A utilização de princípios ativos de
vegetais e minerais, fundamento da farmacologia, é muito antiga. Os
egípcios já recorriam a substâncias como o ópio, com função hipnótica,
ou a beladona, como narcótico.
Farmacologia (do grego pharmakon,
"medicamento" e logos, "estudo"), é o estudo das drogas, dos
medicamentos e dos venenos, sob os aspectos de sua obtenção, preparação,
ação e efeitos nos organismos vivos. Seu estudo e métodos de
investigação se apóiam em outras ciências - matemática, física, química e
biologia - e em muitos de seus ramos, como estatística,
físico-química, biofísica, bioquímica, ecologia, genética, botânica,
zoologia, patologia, anatomia e, principalmente, fisiologia - do homem,
dos animais, dos vegetais e dos microrganismos.
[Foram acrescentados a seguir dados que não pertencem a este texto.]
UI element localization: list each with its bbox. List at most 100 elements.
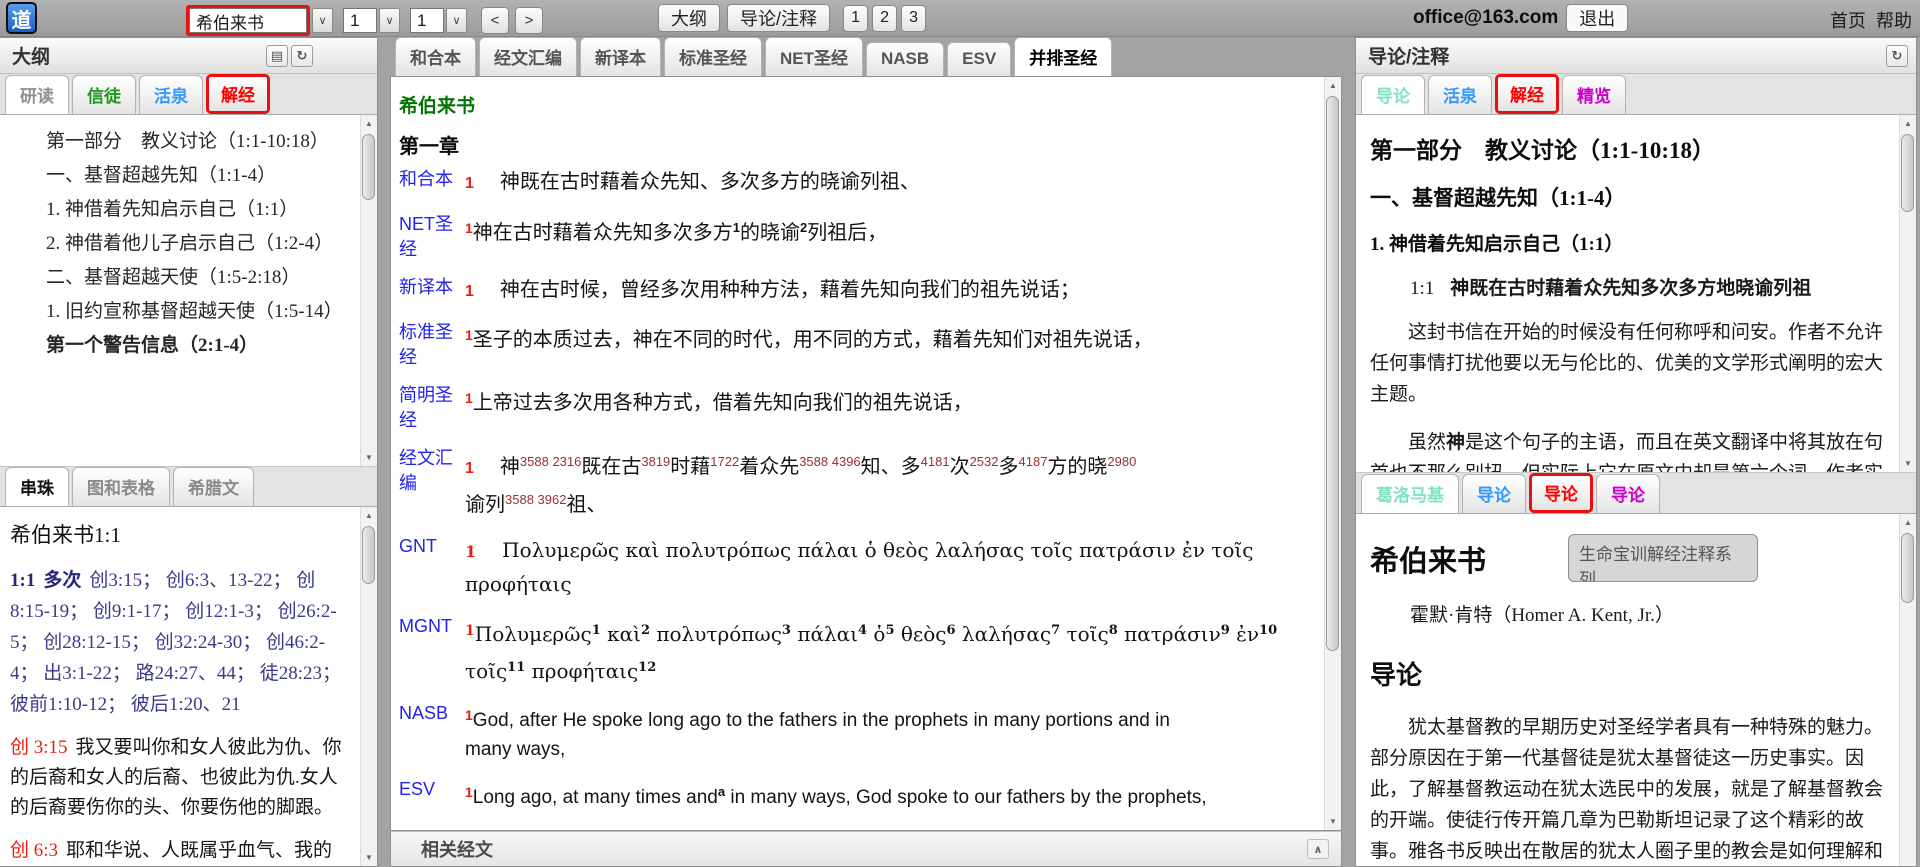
outline-item[interactable]: 第一部分 教义讨论（1:1-10:18）: [8, 128, 347, 155]
tab-outline-活泉[interactable]: 活泉: [139, 75, 203, 114]
verse-number[interactable]: 1: [465, 707, 473, 723]
commentary-refresh-icon[interactable]: ↻: [1886, 45, 1908, 67]
outline-list-icon[interactable]: ▤: [266, 45, 288, 67]
outline-item[interactable]: 第一个警告信息（2:1-4）: [8, 332, 347, 359]
verse-number[interactable]: 1: [465, 542, 476, 561]
tab-outline-信徒[interactable]: 信徒: [72, 75, 136, 114]
collapse-icon[interactable]: ∧: [1307, 839, 1329, 859]
verse-number[interactable]: 1: [465, 283, 474, 300]
tab-bible-新译本[interactable]: 新译本: [580, 37, 661, 76]
tab-bible-和合本[interactable]: 和合本: [395, 37, 476, 76]
tab-source-导论[interactable]: 导论: [1529, 473, 1593, 513]
version-label-和合本[interactable]: 和合本: [399, 167, 465, 199]
verse-select-arrow-icon[interactable]: ∨: [446, 8, 467, 33]
version-label-GNT[interactable]: GNT: [399, 534, 465, 601]
crossref-link[interactable]: 创6:3、13-22: [166, 570, 273, 591]
tab-source-导论[interactable]: 导论: [1462, 474, 1526, 513]
version-label-ASV[interactable]: ASV: [399, 825, 465, 831]
scroll-thumb[interactable]: [362, 526, 375, 584]
outline-scrollbar[interactable]: ▲ ▼: [360, 115, 377, 466]
outline-item[interactable]: 一、基督超越先知（1:1-4）: [8, 162, 347, 189]
tab-commentary-导论[interactable]: 导论: [1361, 75, 1425, 114]
scroll-thumb[interactable]: [362, 134, 375, 200]
crossref-link[interactable]: 彼后1:20、21: [131, 694, 241, 715]
outline-item[interactable]: 二、基督超越天使（1:5-2:18）: [8, 264, 347, 291]
commentary-intro-scrollbar[interactable]: ▲: [1899, 514, 1916, 866]
prev-verse-button[interactable]: <: [481, 7, 509, 34]
help-link[interactable]: 帮助: [1876, 7, 1912, 33]
verse-number[interactable]: 1: [465, 220, 473, 236]
crossref-link[interactable]: 创12:1-3: [185, 601, 254, 622]
crossref-link[interactable]: 徒28:23: [260, 663, 322, 684]
tab-crossref-串珠[interactable]: 串珠: [5, 467, 69, 506]
tab-crossref-图和表格[interactable]: 图和表格: [72, 467, 170, 506]
intro-panel-button[interactable]: 导论/注释: [727, 4, 830, 32]
crossref-link[interactable]: 彼前1:10-12: [10, 694, 107, 715]
tab-outline-研读[interactable]: 研读: [5, 75, 69, 114]
version-label-经文汇编[interactable]: 经文汇编: [399, 446, 465, 521]
verse-number[interactable]: 1: [465, 784, 473, 800]
tab-bible-经文汇编[interactable]: 经文汇编: [479, 37, 577, 76]
verse-number[interactable]: 1: [465, 390, 473, 406]
scroll-up-icon[interactable]: ▲: [1900, 514, 1916, 531]
scroll-up-icon[interactable]: ▲: [1325, 77, 1341, 94]
outline-item[interactable]: 2. 神借着他儿子启示自己（1:2-4）: [8, 230, 347, 257]
home-link[interactable]: 首页: [1830, 7, 1866, 33]
scroll-down-icon[interactable]: ▼: [1900, 455, 1916, 472]
version-label-NASB[interactable]: NASB: [399, 701, 465, 764]
crossref-scrollbar[interactable]: ▲ ▼: [360, 507, 377, 866]
tab-bible-NET圣经[interactable]: NET圣经: [765, 37, 863, 76]
crossref-verse-ref[interactable]: 创 6:3: [10, 840, 58, 861]
version-label-MGNT[interactable]: MGNT: [399, 614, 465, 688]
crossref-link[interactable]: 创28:12-15: [43, 632, 131, 653]
crossref-link[interactable]: 创3:15: [89, 570, 142, 591]
crossref-link[interactable]: 路24:27、44: [136, 663, 236, 684]
tab-bible-NASB[interactable]: NASB: [866, 42, 944, 76]
tab-bible-标准圣经[interactable]: 标准圣经: [664, 37, 762, 76]
tab-bible-并排圣经[interactable]: 并排圣经: [1014, 37, 1112, 76]
verse-select[interactable]: 1: [410, 8, 444, 33]
version-label-标准圣经[interactable]: 标准圣经: [399, 320, 465, 370]
crossref-link[interactable]: 创32:24-30: [155, 632, 243, 653]
tab-commentary-解经[interactable]: 解经: [1495, 74, 1559, 114]
scroll-thumb[interactable]: [1901, 533, 1914, 603]
tab-bible-ESV[interactable]: ESV: [947, 42, 1011, 76]
chapter-select[interactable]: 1: [343, 8, 377, 33]
chapter-select-arrow-icon[interactable]: ∨: [379, 8, 400, 33]
tab-commentary-活泉[interactable]: 活泉: [1428, 75, 1492, 114]
next-verse-button[interactable]: >: [515, 7, 543, 34]
pane-count-3-button[interactable]: 3: [901, 5, 926, 32]
crossref-link[interactable]: 出3:1-22: [43, 663, 112, 684]
tab-crossref-希腊文[interactable]: 希腊文: [173, 467, 254, 506]
scroll-down-icon[interactable]: ▼: [1325, 813, 1341, 830]
app-logo[interactable]: 道: [6, 2, 37, 34]
scroll-down-icon[interactable]: ▼: [361, 849, 377, 866]
crossref-verse-ref[interactable]: 创 3:15: [10, 737, 68, 758]
version-label-NET圣经[interactable]: NET圣经: [399, 212, 465, 262]
verse-number[interactable]: 1: [465, 327, 473, 343]
scroll-up-icon[interactable]: ▲: [361, 507, 377, 524]
tab-outline-解经[interactable]: 解经: [206, 74, 270, 114]
version-label-简明圣经[interactable]: 简明圣经: [399, 383, 465, 433]
book-select[interactable]: 希伯来书: [189, 8, 307, 33]
outline-item[interactable]: 1. 神借着先知启示自己（1:1）: [8, 196, 347, 223]
pane-count-1-button[interactable]: 1: [843, 5, 868, 32]
outline-refresh-icon[interactable]: ↻: [291, 45, 313, 67]
scroll-thumb[interactable]: [1326, 96, 1339, 651]
verse-number[interactable]: 1: [465, 175, 474, 192]
crossref-link[interactable]: 创9:1-17: [93, 601, 162, 622]
bible-scrollbar[interactable]: ▲ ▼: [1324, 77, 1341, 830]
version-label-新译本[interactable]: 新译本: [399, 275, 465, 307]
outline-panel-button[interactable]: 大纲: [658, 4, 720, 32]
scroll-down-icon[interactable]: ▼: [361, 449, 377, 466]
logout-button[interactable]: 退出: [1566, 4, 1628, 32]
verse-number[interactable]: 1: [465, 460, 474, 477]
tab-source-导论[interactable]: 导论: [1596, 474, 1660, 513]
verse-number[interactable]: 1: [465, 623, 475, 639]
book-select-arrow-icon[interactable]: ∨: [312, 8, 333, 33]
scroll-up-icon[interactable]: ▲: [361, 115, 377, 132]
outline-item[interactable]: 1. 旧约宣称基督超越天使（1:5-14）: [8, 298, 347, 325]
scroll-thumb[interactable]: [1901, 134, 1914, 212]
pane-count-2-button[interactable]: 2: [872, 5, 897, 32]
tab-commentary-精览[interactable]: 精览: [1562, 75, 1626, 114]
Com um campo tão abrangente, a
farmacologia comporta divisões e subdivisões. Seus ramos principais são:
(1) farmácia, que trata da obtenção, preparação, conservação e
padronização dos medicamentos; (2) farmacognosia, identificação dos
princípios ativos naturais dos medicamentos de origem vegetal e animal;
(3) toxicologia, que estuda os agentes tóxicos e venenos, seus efeitos e
mecanismos de ação sobre os organismos vivos e desempenha papel
importante no terreno médico-legal e na medicina do trabalho; (4)
farmacodinâmica, estudo das ações, dos efeitos e do destino dos
medicamentos no organismo vivo; (5) posologia, que estuda as doses dos
medicamentos; (6) quimioterapia, utilização de agentes químicos no
tratamento de doenças; e (7) terapêutica, que no sentido mais amplo é o
emprego de diferentes técnicas no combate às doenças.
Histórico
O homem sempre procurou, com
oferendas, sacrifícios e invocações, acalmar a ira das divindades e
delas obter complacência, alívio e cura de seus males. Ao mesmo tempo,
porém, tentou encontrar na natureza recursos para afastar as doenças e
minorar ou anular seus efeitos maléficos. Receitas para o preparo de
medicamentos aparecem numa placa de argila com cerca de cinco mil anos,
encontrada em escavações realizadas na Suméria. É o documento
farmacológico mais antigo que se conhece. O papiro de Ebers (de 1500
a.C.) contém uma lista de medicamentos, entre os quais alguns com
propriedades reconhecidas na atualidade, como o ferro, usado para
combater anemias. Também entre babilônios e assírios, chineses,
indianos, povos incas e pré-incaicos era comum a utilização de plantas
com fins curativos.
A medicina européia caracterizou-se,
até o século XVI, por grande apego às doutrinas dos clássicos gregos,
sobretudo as de Galeno, aceitas como absolutas por mais de um milênio.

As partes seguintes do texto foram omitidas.